Failing to partner on the insurance exchange also doesn’t make sense given the tens of thousands of dollars that the Kansas Republican Party and groups such as Americans for Prosperity spent on mailings claiming that Democratic candidates supported a federal takeover of health care. So instead of having Insurance Commissioner Sandy Praeger (one of the few state GOP leaders who hasn’t lost her head on this issue) and local stakeholders set up a Kansas exchange, Brownback and AFP prefer that the federal government be in charge?
That’s not what the public wants. A recent Associated Press poll found that 63 percent of Americans want states to run the exchanges, with 32 percent favoring federal control.
The next issue facing Brownback is whether Kansas will allow an expansion of Medicaid. The Supreme Court’s ruling gave states the right to opt out of the expansion – though it makes no sense to do so.
The expansion would enable nearly 264,000 adults in Kansas to get health insurance, according to the nonpartisan Kaiser Family Foundation – and the federal government will pick up the full cost until 2016 and nearly all the cost afterward.
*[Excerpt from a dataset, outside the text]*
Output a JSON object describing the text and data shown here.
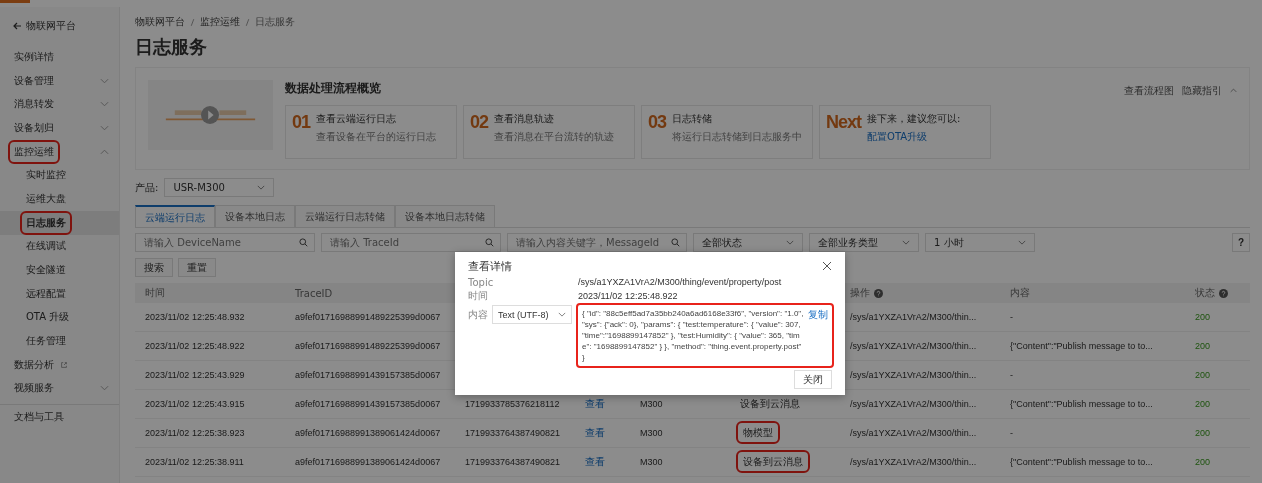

What’s more, the expansion will enable hospitals and doctors to recover some of the costs of the uninsured care they now provide – costs that often are passed on in the rates they charge everyone else.
Simply put, it would be nuts to block an initiative that will help hundreds of thousands of our citizens and strengthen our state’s health care providers. But when it comes to Obamacare, Brownback has been acting a little crazy.